Monday, April 25, a week before the Bin Laden raid, the head of Pakistan's Army Staff, Gen. Ashfaq Parvez Kayani, took part in the "passing out parade" at the prestigious Kakul military academy in Abbottabad, Pakistan's West Point. The reviewing stand on which he stood was 400 meters from the bin Laden villa.
Addressing the ceremony, Kayani said the "back of terrorism" in Pakistan had been broken, thanks to the sacrifices of Pakistan's soldiers.
A formula emerging for ending the Afghan War
The impression gained in many Western intelligence circles was that Gen. Kayani knew that the al Qaeda leader's end was near and chose his words to correspond with the line Islamabad has taken since the event. He is also believed to have used his visit to Abbottabad for a last inspection to make sure that the US raid went smoothly.
Those circles point tellingly to the visit Pakistani Prime Minister Yousuf Raza Gilani, Gen. Kayani and ISI Director-General Ahmed Shuja Pasha paid to Kabul, Saturday, April 16, three weeks before the Abbottabad operation. This top-level Pakistani party is believed to have tied up the last ends of the deal between the three partners, the US, Pakistan and the Afghan government, the trigger for which was to be the death of the al Qaeda leader.
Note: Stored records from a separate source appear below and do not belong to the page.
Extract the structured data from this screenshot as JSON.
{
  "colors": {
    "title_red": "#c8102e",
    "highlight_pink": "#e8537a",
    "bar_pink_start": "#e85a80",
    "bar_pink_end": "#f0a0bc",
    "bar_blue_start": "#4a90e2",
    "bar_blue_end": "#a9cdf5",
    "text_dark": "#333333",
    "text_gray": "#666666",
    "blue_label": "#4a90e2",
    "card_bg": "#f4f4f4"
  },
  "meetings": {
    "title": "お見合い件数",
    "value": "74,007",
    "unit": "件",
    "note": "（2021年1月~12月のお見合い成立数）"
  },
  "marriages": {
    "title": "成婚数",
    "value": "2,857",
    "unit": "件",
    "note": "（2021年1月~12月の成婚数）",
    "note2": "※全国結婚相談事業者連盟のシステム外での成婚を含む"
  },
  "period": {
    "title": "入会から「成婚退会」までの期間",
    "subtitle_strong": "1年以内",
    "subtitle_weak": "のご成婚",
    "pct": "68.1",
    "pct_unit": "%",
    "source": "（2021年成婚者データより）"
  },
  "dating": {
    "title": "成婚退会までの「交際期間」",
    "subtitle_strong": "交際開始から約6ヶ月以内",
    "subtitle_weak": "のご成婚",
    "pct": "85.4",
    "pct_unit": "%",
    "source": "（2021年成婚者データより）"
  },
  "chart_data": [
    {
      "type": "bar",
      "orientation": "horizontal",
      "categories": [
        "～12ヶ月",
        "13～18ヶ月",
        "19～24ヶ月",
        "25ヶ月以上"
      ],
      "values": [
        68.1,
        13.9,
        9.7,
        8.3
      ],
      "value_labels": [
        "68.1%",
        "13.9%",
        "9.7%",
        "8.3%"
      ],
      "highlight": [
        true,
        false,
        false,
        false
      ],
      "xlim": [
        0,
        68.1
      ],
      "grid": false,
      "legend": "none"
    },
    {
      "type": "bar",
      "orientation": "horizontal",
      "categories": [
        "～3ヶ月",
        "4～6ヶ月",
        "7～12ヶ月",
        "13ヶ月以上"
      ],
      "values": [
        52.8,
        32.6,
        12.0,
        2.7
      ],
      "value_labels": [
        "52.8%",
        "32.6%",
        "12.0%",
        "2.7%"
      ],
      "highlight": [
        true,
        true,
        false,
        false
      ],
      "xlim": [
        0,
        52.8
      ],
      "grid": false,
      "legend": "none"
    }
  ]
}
From the American perspective, his death achieved the objective for which the US went to war in Afghanistan in 2001straight after al Qaeda's 9/11 attacks on America: Osama bin Laden, who masterminded those attacks after first trying and failing to destroy New York's Twin Towers in 1993, the evil genius of global jihadist terror, was dead at the hands of American troops. Even the high command which had supported him in Afghanistan and Pakistan had more or less broken up.
And so, President Obama is free to set a tight timeline for bringing American troops home.
The deal has placed Afghan President Hamid Karzai within reach of his goals of getting US and NATO forces out of his country and forming a power-sharing government with the Taliban.
The next move in the game is up to Islamabad: The Taliban's hard core leaders, headed by Mullah Omar, have yet to be brought to the negotiating table, a maneuver that will require time and delicate handling.
Much will depend on whether Taliban decides to stage a major attack to avenge the death of the al Qaeda leader or leaves it to another ally or branch of bin Laden's organization.
If Taliban opts for revenge against the Americans who killed its close ally and partner instead of diplomacy, the White House's plan will be thrown off course and the Afghan War will continue with greater intensity than ever.